How is it possible that one’s whole body aches of boredom and frustration anyway? There was the rather ordinary chatting up of a group of semi-inebriated girls and pseudo-flirting with them (two blondes and a brunette if memory serves) as they seemed to hang on every word, doing that thing girls do where they watch your lips as you talk to let you know they’re interested. It’s good to note that blue reflective sunglasses prevent them from gazing longingly into your eyes but he didn’t have any on in the pub that night, of course. You know those kind of semi-inebriated girls. The same kind of girls that giggle and glance at each other when they think you’ve made any sort of sexual reference.
The reason for chatting up these girls was the same reason as any other
time one ventures out among the mind-numbingly boring talking monkeys in these local pubs; some desperately needed inspiration. Say what you will about shallow, materialistic, dense college co-eds, but it’s hard to grow tired of watching a nineteen year old ass clad in tight jeans. He had said something evidentially quite clever, from the giggling, when the air changed ever so slightly.
Looking up, there were these deep arsenic pools looking at him from across the room. By her smooth features, vibrant, loosely curled hair, and the slightly upturned corner of her thin crimson lips, anyone would’ve guessed she was in her mid twenties. Her eyes, however, told a different story altogether. They seemed deeply saddened, yet very wise. The kind of wisdom that gives off a kind of ageless appearance. Very intriguing in her own delicious dichotomy. She seemed beautiful in all the ways the one dimensional sorority blondes were, and many of the ways they were not. Diminutive and yet powerful; commanding almost, hiding over in the corner; socially dyslexic in her egocentric mind.

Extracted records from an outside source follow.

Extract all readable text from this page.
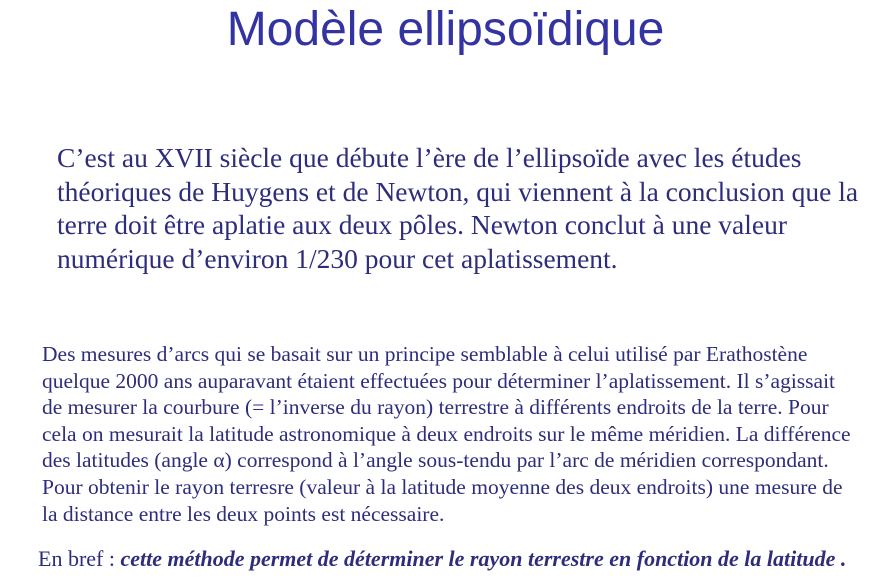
Modèle ellipsoïdique
C’est au XVII siècle que débute l’ère de l’ellipsoïde avec les études
théoriques de Huygens et de Newton, qui viennent à la conclusion que la
terre doit être aplatie aux deux pôles. Newton conclut à une valeur
numérique d’environ 1/230 pour cet aplatissement.
Des mesures d’arcs qui se basait sur un principe semblable à celui utilisé par Erathostène
quelque 2000 ans auparavant étaient effectuées pour déterminer l’aplatissement. Il s’agissait
de mesurer la courbure (= l’inverse du rayon) terrestre à différents endroits de la terre. Pour
cela on mesurait la latitude astronomique à deux endroits sur le même méridien. La différence
des latitudes (angle α) correspond à l’angle sous-tendu par l’arc de méridien correspondant.
Pour obtenir le rayon terresre (valeur à la latitude moyenne des deux endroits) une mesure de
la distance entre les deux points est nécessaire.

En bref : cette méthode permet de déterminer le rayon terrestre en fonction de la latitude .
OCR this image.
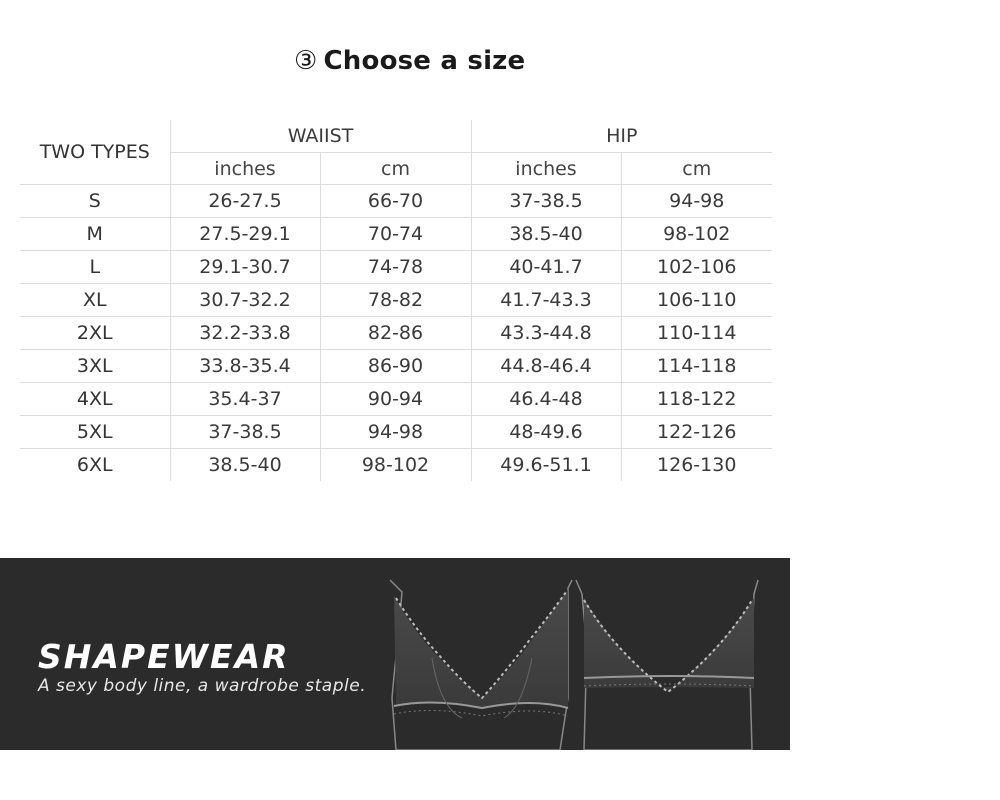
③ Choose a size
TWO TYPES	WAIIST		HIP	
	inches	cm	inches	cm
S	26-27.5	66-70	37-38.5	94-98
M	27.5-29.1	70-74	38.5-40	98-102
L	29.1-30.7	74-78	40-41.7	102-106
XL	30.7-32.2	78-82	41.7-43.3	106-110
2XL	32.2-33.8	82-86	43.3-44.8	110-114
3XL	33.8-35.4	86-90	44.8-46.4	114-118
4XL	35.4-37	90-94	46.4-48	118-122
5XL	37-38.5	94-98	48-49.6	122-126
6XL	38.5-40	98-102	49.6-51.1	126-130
SHAPEWEAR
A sexy body line, a wardrobe staple.
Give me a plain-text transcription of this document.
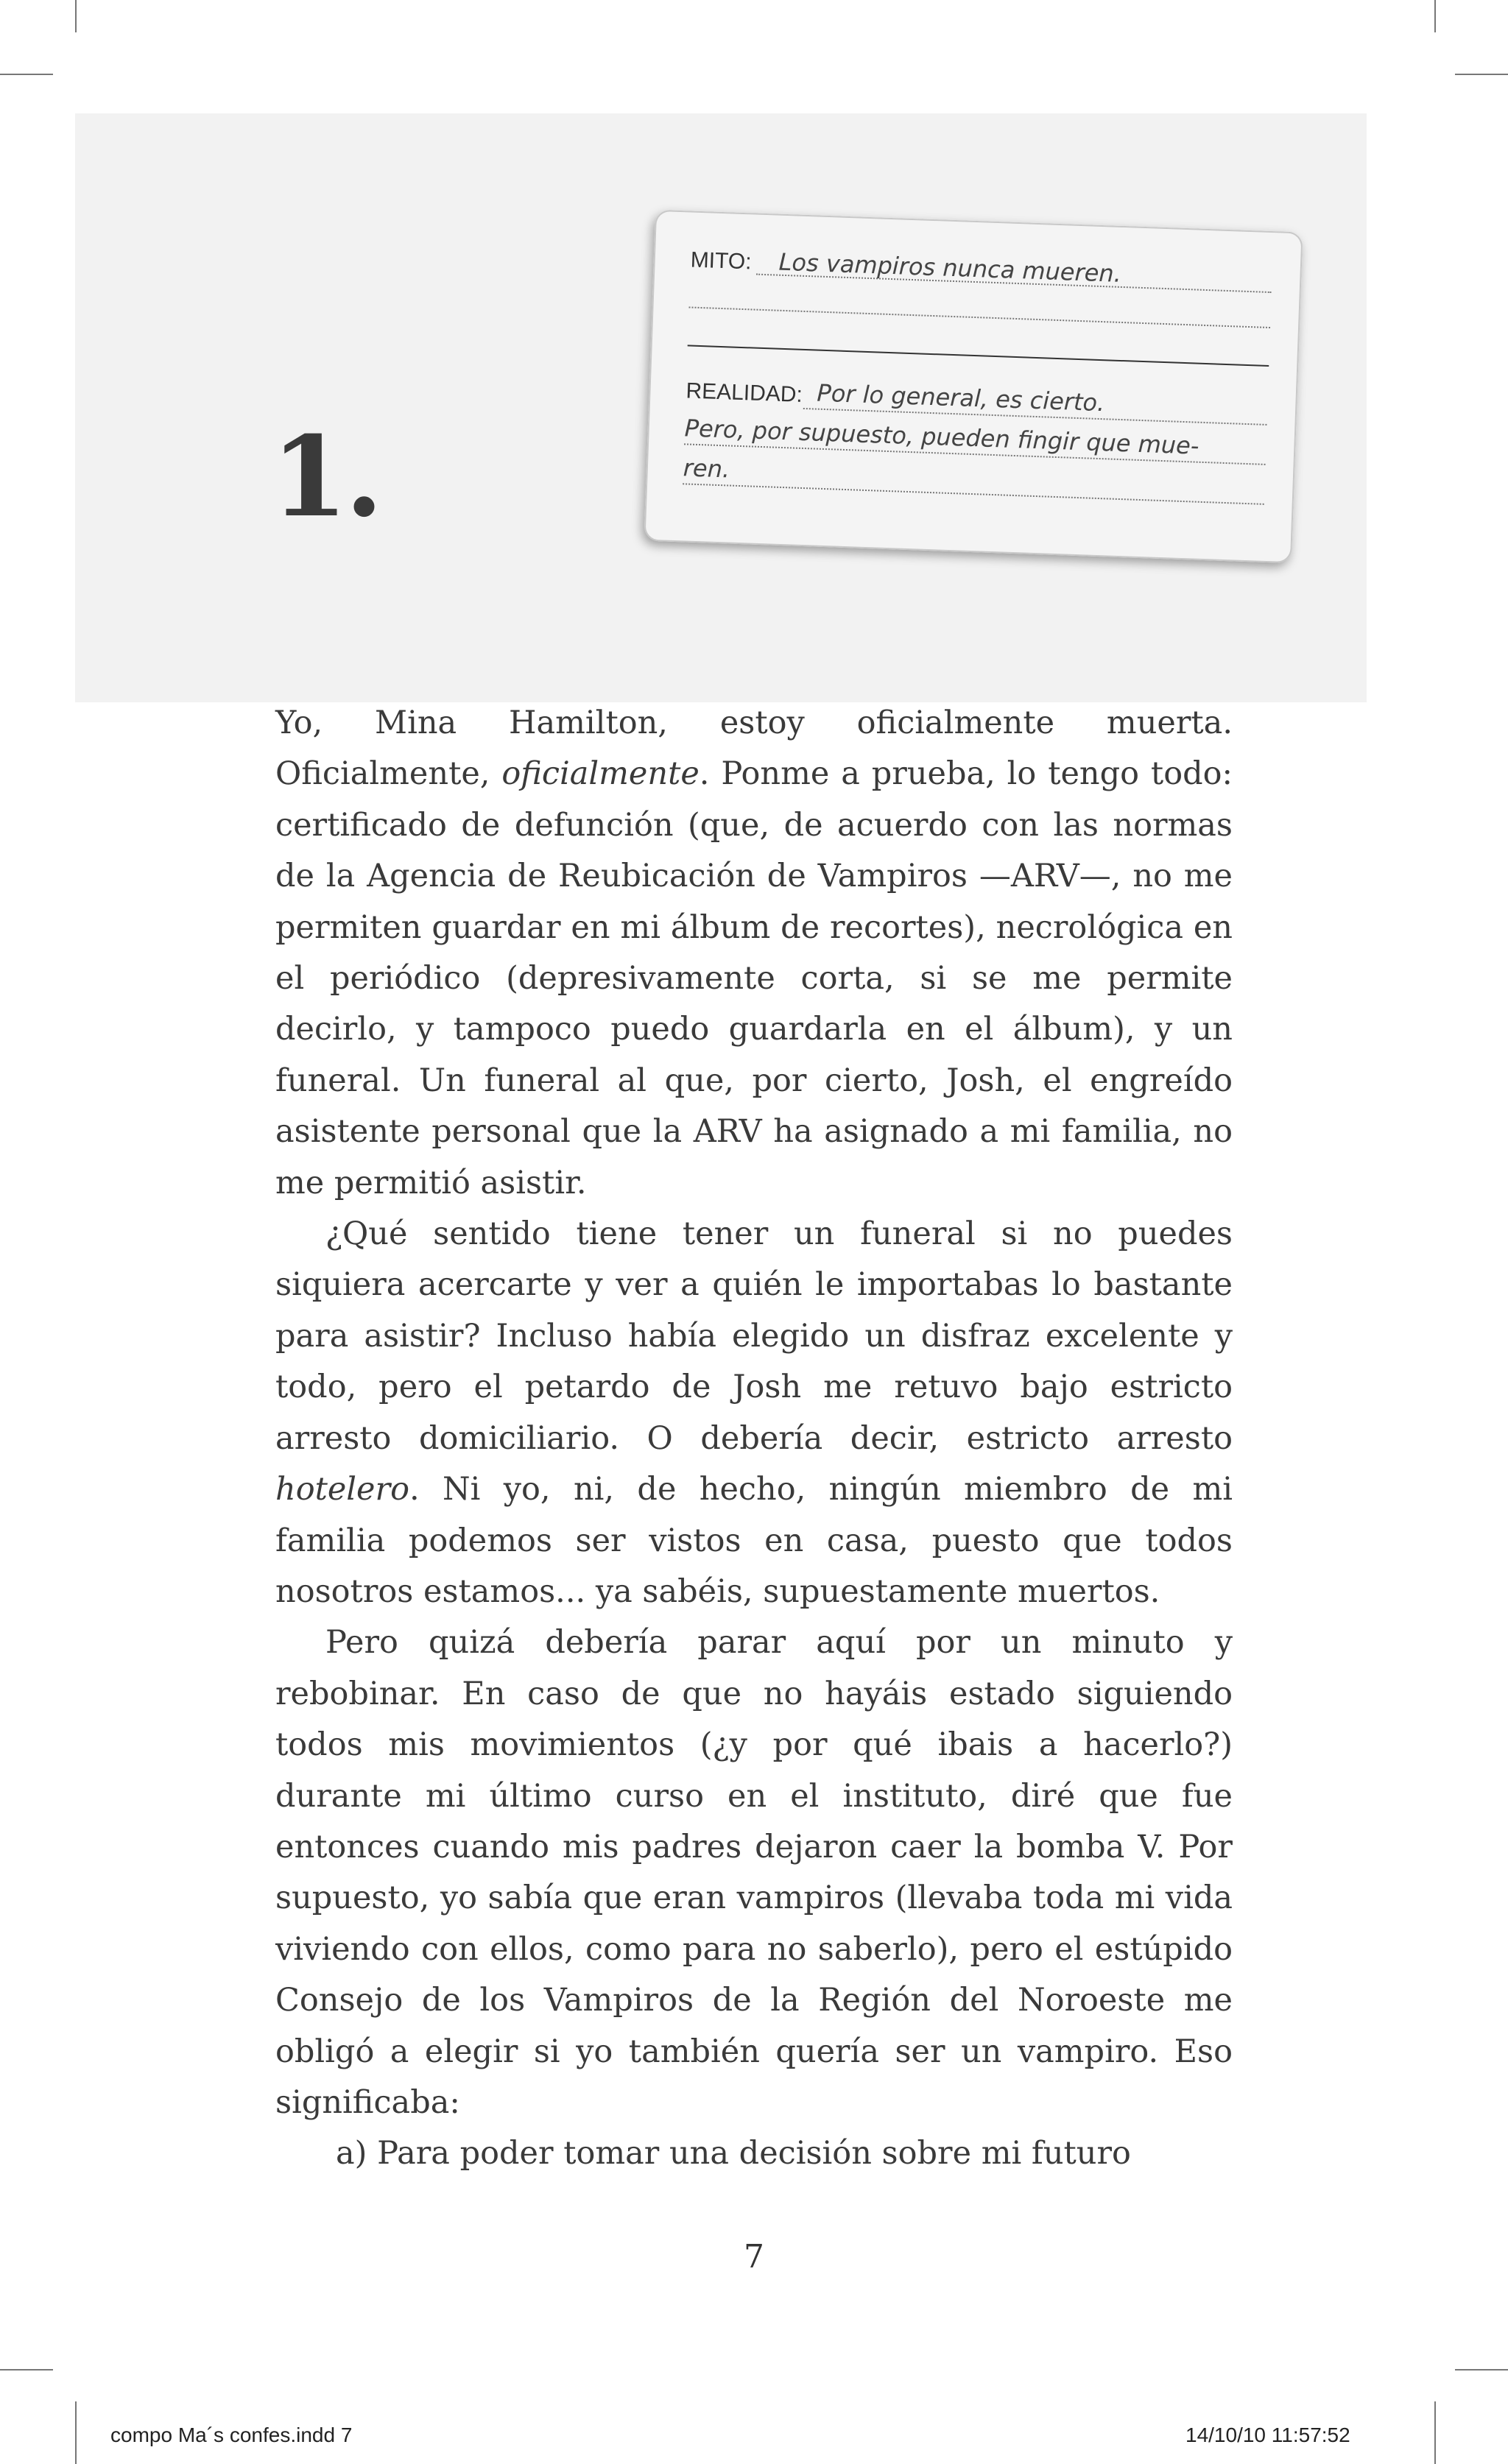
1.
MITO: Los vampiros nunca mueren.
REALIDAD: Por lo general, es cierto.
Pero, por supuesto, pueden fingir que mue-
ren.

Yo, Mina Hamilton, estoy oficialmente muerta. Oficialmente, oficialmente. Ponme a prueba, lo tengo todo: certificado de defunción (que, de acuerdo con las normas de la Agencia de Reubicación de Vampiros —ARV—, no me permiten guardar en mi álbum de recortes), necrológica en el periódico (depresivamente corta, si se me permite decirlo, y tampoco puedo guardarla en el álbum), y un funeral. Un funeral al que, por cierto, Josh, el engreído asistente personal que la ARV ha asignado a mi familia, no me permitió asistir.

¿Qué sentido tiene tener un funeral si no puedes siquiera acercarte y ver a quién le importabas lo bastante para asistir? Incluso había elegido un disfraz excelente y todo, pero el petardo de Josh me retuvo bajo estricto arresto domiciliario. O debería decir, estricto arresto hotelero. Ni yo, ni, de hecho, ningún miembro de mi familia podemos ser vistos en casa, puesto que todos nosotros estamos... ya sabéis, supuestamente muertos.

Pero quizá debería parar aquí por un minuto y rebobinar. En caso de que no hayáis estado siguiendo todos mis movimientos (¿y por qué ibais a hacerlo?) durante mi último curso en el instituto, diré que fue entonces cuando mis padres dejaron caer la bomba V. Por supuesto, yo sabía que eran vampiros (llevaba toda mi vida viviendo con ellos, como para no saberlo), pero el estúpido Consejo de los Vampiros de la Región del Noroeste me obligó a elegir si yo también quería ser un vampiro. Eso significaba:

a) Para poder tomar una decisión sobre mi futuro

7
compo Ma´s confes.indd 7	14/10/10 11:57:52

Something deep inside clicked on, beginning a constant buzzing in his previously bored and frustrated brain. It felt like a pulsing need to learn all and everything about her. A rhythmic urgency that drew him into the mysteries hidden behind those amazing, sad and arsenic eyes. Even now she remains a mystery. No idea why she walked out, no idea what he may or may not have done wrong. No idea why he still missed her so damn much. No idea.
“Ah ha, there it is.” A small piece of paper with Barry’s number on it hiding behind the Zig Zag’s. He should have known.
“Hey Barry, how’s it going, it’s Liam.”
“Dude, how the ell are ya, I haven’t seen you playing around anywhere. Everything cool?”
“Funny you ask, Barry, I’ve it a dry spell or something. All my inspiration seems to have dried up, man. It’s like I just sit in front of the piano and stare out the window and watch all the fucked up people milling about as though everyone has somewhere really important to be or something really important to do other than me. Rent’s due soon and I’m going to have to pick up a few gigs somewhere but I’m so bored I can’t move.”